Site Reliability Engineer

YouMail Position #1007

Location:	USA/Remote
Department:	IT Operations Team

Apply Now

Job Description

The YouMail Operations team is looking for Site Reliability Engineers to build and run YouMail's services that are currently migrating to Kubernetes. The best candidates will have strong Cloud Architecture & Operations skills, with acute awareness and experience of bare metal Linux / Systems expertise. The SRE team will have a broad spectrum of knowledge to integrate all software with YouMail services. We're looking for hardworking and passionate people to join this amazing team.

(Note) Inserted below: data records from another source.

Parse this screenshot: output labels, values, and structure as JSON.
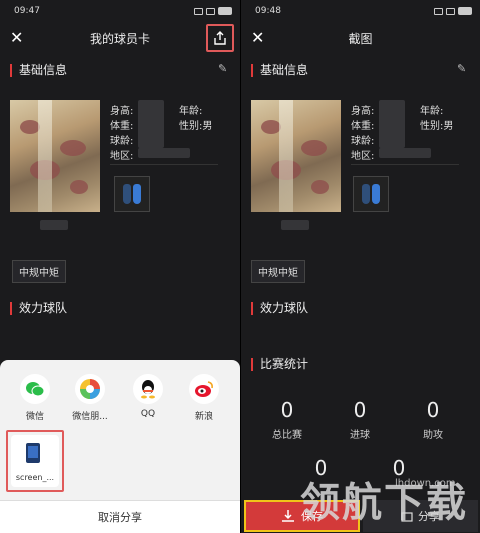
{
  "left": {
    "time": "09:47",
    "title": "我的球员卡",
    "section_basic": "基础信息",
    "label_height": "身高:",
    "label_weight": "体重:",
    "label_age_exp": "球龄:",
    "label_region": "地区:",
    "label_age": "年龄:",
    "label_gender": "性别:男",
    "position_tag": "中规中矩",
    "section_team": "效力球队",
    "share_options": [
      {
        "label": "微信",
        "icon": "wechat-icon"
      },
      {
        "label": "微信朋...",
        "icon": "moments-icon"
      },
      {
        "label": "QQ",
        "icon": "qq-icon"
      },
      {
        "label": "新浪",
        "icon": "weibo-icon"
      }
    ],
    "file_label": "screen_...",
    "cancel": "取消分享"
  },
  "right": {
    "time": "09:48",
    "title": "截图",
    "section_basic": "基础信息",
    "label_height": "身高:",
    "label_weight": "体重:",
    "label_age_exp": "球龄:",
    "label_region": "地区:",
    "label_age": "年龄:",
    "label_gender": "性别:男",
    "position_tag": "中规中矩",
    "section_team": "效力球队",
    "section_stats": "比赛统计",
    "stats": [
      {
        "value": "0",
        "label": "总比赛"
      },
      {
        "value": "0",
        "label": "进球"
      },
      {
        "value": "0",
        "label": "助攻"
      },
      {
        "value": "0",
        "label": ""
      },
      {
        "value": "0",
        "label": ""
      }
    ],
    "save": "保存",
    "share": "分享"
  },
  "watermark": "领航下载",
  "watermark_url": "lhdown.com",
  "colors": {
    "accent": "#e03a3a",
    "highlight_yellow": "#f0c419",
    "highlight_red": "#e05a5a"
  }
}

If you feel this is you, we'd love to hear from you.

Requirements

Key Qualifications

Strong sense of ownership, customer service, and integrity demonstrated through clear communication and positive action.
Ability to program in high-level programming languages like: Java, Ruby, Python, Perl and C.
Deep understanding of Cloud Architecture and Operations including: migration, resilience, maintainability, and cost efficiency.
Understanding of standard networking protocols and components such as: HTTP, DNS, ECMP, TCP/IP, ICMP, the OSI Model, Subnetting and Load Balancing strategies.
Deep understanding of the Linux Operating System, including: Kernel, Memory, Process, Threads, Static / Shared Libraries, IPC, Signals.
Passion for eliminating repetitive manual processes using automation.
Experience with monitoring applications like Grafana, Nagios, and Kibana.
Knowledge of AWS EC2, S3, EKS, Rancher, Kubernetes is a must for success in the team.

What You'll Do

Fault handling and escalation: Identify and respond to faults on systems and networks, liaising with 3rd party suppliers, handling escalation through to resolution.
Implement and manage access control and security services
Develop tools and processes to improve efficiency and reduce toil
Develop, Test and debug automated tasks (Apps, Systems, Infrastructure)
Conduct performance tests, document and or identify application optimizations
Find and resolve scale issues by restricting apps, tuning memory/disk/cpu usage or adding more capacity to our network.
Actively looking for system improvements and recommending how to improve. Then implement said recommendation.